A Las Vegas-area woman gave birth to a premature baby who died after University Medical Center failed to properly screen and treat the woman while she was in labor, a federal lawsuit filed Wednesday charges.

The suit, filed in behalf of Latricia Richard, is the second such suit to be filed against the hospital by attorney Jacob Hafter since Dec. 23.

On Dec. 23, he sued UMC and Valley Hospital in behalf of Roshunda Abney, who alleges she didn't know she was pregnant but was in extreme pain and went more than five hours without treatment while in labor in UMC's emergency room, and then lost her baby.

After six hours at the hospital the evening of Nov. 30, UMC employees told Abney and her fiance that Abney was not going to be helped anytime soon, so they left and went to Valley Hospital & Medical Center, that lawsuit alleges. There, they allege, an employee was rude to them, giving them the impression that they would not receive care there either, the lawsuit said.

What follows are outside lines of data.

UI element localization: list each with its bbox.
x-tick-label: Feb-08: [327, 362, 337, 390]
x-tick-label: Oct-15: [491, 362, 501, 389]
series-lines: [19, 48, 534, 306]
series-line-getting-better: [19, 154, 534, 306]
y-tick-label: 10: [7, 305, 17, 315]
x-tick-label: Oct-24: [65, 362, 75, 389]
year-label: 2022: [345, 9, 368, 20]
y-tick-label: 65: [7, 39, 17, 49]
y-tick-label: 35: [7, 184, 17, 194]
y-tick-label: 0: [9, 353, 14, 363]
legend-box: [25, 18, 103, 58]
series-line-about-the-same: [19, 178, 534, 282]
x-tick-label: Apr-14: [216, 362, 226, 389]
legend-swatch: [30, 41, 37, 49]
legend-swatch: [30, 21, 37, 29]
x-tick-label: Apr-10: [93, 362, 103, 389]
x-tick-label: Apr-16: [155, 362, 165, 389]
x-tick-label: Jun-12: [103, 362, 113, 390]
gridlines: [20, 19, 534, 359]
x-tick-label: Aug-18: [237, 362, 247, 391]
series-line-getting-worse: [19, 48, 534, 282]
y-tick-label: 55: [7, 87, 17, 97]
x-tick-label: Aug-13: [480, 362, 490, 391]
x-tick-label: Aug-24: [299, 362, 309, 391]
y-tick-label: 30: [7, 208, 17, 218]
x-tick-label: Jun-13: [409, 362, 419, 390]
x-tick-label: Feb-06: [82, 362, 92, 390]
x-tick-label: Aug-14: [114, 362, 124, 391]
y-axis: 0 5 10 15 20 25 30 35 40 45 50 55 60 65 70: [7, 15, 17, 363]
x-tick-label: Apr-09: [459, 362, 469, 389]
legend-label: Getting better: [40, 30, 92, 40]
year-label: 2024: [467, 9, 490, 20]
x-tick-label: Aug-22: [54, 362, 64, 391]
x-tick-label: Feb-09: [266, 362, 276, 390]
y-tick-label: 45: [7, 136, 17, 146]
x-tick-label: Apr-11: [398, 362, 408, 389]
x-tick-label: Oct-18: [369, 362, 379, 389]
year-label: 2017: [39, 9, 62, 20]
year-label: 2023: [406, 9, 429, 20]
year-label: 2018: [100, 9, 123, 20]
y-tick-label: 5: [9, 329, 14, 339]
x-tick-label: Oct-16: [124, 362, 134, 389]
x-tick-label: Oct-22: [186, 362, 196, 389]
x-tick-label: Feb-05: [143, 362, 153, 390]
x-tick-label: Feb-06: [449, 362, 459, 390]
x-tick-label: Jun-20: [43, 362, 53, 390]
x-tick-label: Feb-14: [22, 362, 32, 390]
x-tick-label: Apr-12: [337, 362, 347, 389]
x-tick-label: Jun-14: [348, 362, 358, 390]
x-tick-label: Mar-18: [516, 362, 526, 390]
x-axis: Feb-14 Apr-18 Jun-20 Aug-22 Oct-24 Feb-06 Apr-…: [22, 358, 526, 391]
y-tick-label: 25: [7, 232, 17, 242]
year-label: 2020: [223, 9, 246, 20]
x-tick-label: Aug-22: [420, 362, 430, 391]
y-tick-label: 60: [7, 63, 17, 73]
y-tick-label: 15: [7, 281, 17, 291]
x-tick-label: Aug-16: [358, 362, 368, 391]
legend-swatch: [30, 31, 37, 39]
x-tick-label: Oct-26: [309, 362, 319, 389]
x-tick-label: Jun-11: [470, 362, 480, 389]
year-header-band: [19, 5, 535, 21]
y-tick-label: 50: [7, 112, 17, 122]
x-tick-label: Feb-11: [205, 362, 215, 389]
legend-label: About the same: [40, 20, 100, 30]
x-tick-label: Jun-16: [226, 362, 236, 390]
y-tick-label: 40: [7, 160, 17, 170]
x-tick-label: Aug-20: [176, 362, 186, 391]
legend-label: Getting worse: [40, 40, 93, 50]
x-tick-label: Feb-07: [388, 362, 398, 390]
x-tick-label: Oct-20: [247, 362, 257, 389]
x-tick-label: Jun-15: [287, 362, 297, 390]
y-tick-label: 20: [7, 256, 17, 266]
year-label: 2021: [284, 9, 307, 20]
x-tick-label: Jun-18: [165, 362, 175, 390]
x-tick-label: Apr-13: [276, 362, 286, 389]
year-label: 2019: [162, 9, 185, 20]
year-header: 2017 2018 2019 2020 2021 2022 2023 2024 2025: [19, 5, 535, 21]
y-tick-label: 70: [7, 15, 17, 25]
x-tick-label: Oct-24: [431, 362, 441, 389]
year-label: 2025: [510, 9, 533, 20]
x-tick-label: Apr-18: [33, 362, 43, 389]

The couple went home, where Abney gave birth to Angel Dewberry, who died.

That lawsuit alleges that UMC and Valley violated the federal Emergency Medical Treatment and Active Labor Act, which requires facilities to provide emergency treatment without concern for a patient’s ability to pay.

UMC has declined comment on the cases while Valley Hospital has denied the allegations.

The new lawsuit says Richard knew she was pregnant and went to UMC's emergency department complaining of labor pains Dec. 8. She was placed in a room in the labor and delivery department and placed on an external fetal monitor, the suit says.

"She was never seen by a physician or any advanced nursing personnel. Her cervix was never checked for dilation," the suit alleges.

"She was given a sleeping aid and sent home. A few hours later, she went to her private medical doctor who checked her cervix and discovered that she was dilated and was in active labor. He sent her via ambulance to UMC, where she delivered her premature baby, who died," charges the lawsuit, which also alleges violations of the Emergency Medical Treatment and Active Labor Act (EMTALA).

"Ms. Richard, and her unborn fetus, went to two hospital emergency departments requesting care for a medical emergency, in that she was in active labor, and she was not provided screening or treatment as required under EMTALA," the suit charges.